Interprocess Communication (IPC) Methods - zeromq and redis¶
Date: 7 August 2018
With the revised design of FlowKit to follow an API-backend model, inter-service, and inter-process communication (IPC) must be considered. Previously, this was only relevant within a single multithreaded instance, for which python's built in
RLock implements a re-entrant lock. A lock, in this context is something which may be 'held' by one task, to control access to some set of resources - while one task is holding the lock, any other task must wait for it to be released in order to access the same resources. In a standard lock, this applies within a thread, so for example this -
from threading import Lock lock = Lock() with lock: print("Got the lock once.") with lock: print("Got the lock twice.")
Will get stuck after printing "Got the lock once.", because the lock is not released. This restriction is relaxed with an
RLock, because it can be held multiple times by the same thread. So if the
Lock instance above were replaced with
RLock, the code would print twice and finish.
RLock is used in
flowmachine to ensure that while a query is being written to cache other queries using it will wait until the cached version is available, instead of running it again. This has some limitations -
RLock functions only with threads, and within a single instance of a program.

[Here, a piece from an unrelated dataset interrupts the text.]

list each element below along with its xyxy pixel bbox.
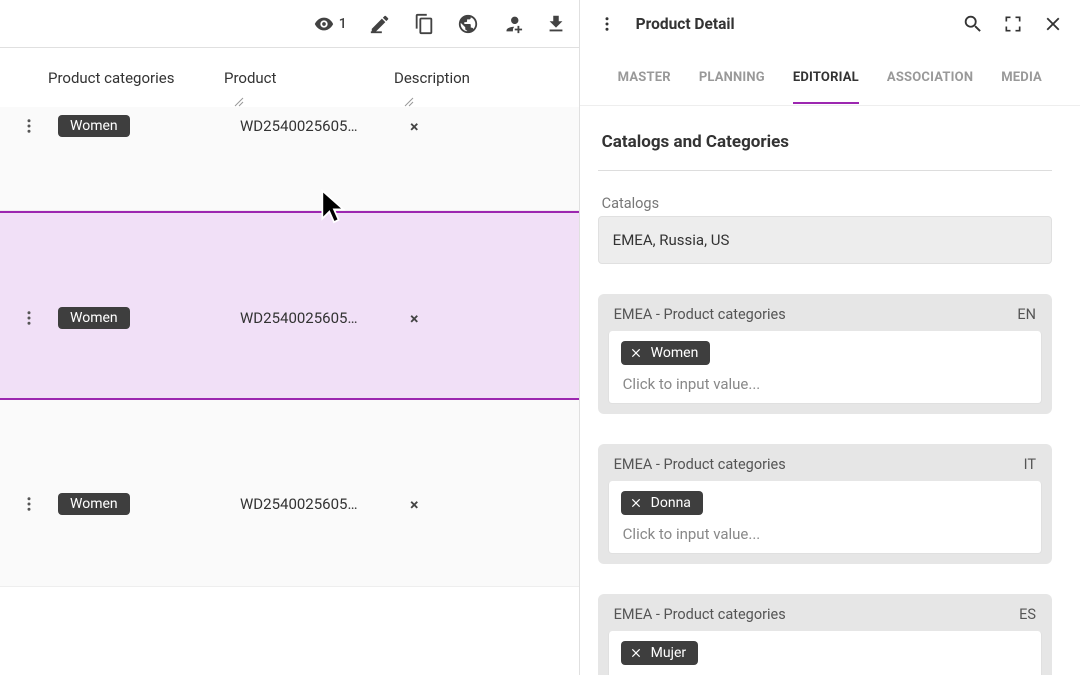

In the API-backend model, a method of communication between the API server and the backend is required - this indicates a message queue type model, because the services will run in separate docker containers and communicate over the network. This is also desirable because it frees us from assuming a single backend server - while this is currently the typical case, it is pragmatic to not design out alternatives. Several message queues are available, with fairly standard capabilities. Of these zeromq is the lightest weight, lowest complexity option.
Considering IPC on the backend (flowmachine) is necessary because backend communication wth the database is multithreaded, and triggered by asynchronous requests from the API but the database is transactional. The backend needs to know whether a particular query is in the process of being calculated, but this cannot be reliably determined directly from the database itself, hence a method of indicating what is currently running is required. One might argue for idempotency (i.e. just run the query again) as the solution to this, but the considerable runtime of many queries suggests otherwise.
For IPC on the backend, a similar rationale to the use of a message queue applies - thread based primitives suffice, but close off the avenue of multiple backend servers. This indicates a key-value type approach, which can be used to the same end. Again, multiple options exist in the space, which are largely equivalent. Of these, redis is arguably the best known.
API-backend communication will be via zeromq, IPC in the backend will be mediated by redis.
Necessary to deal with securing inter-container communication via zeromq, and to manage an additional docker container for redis.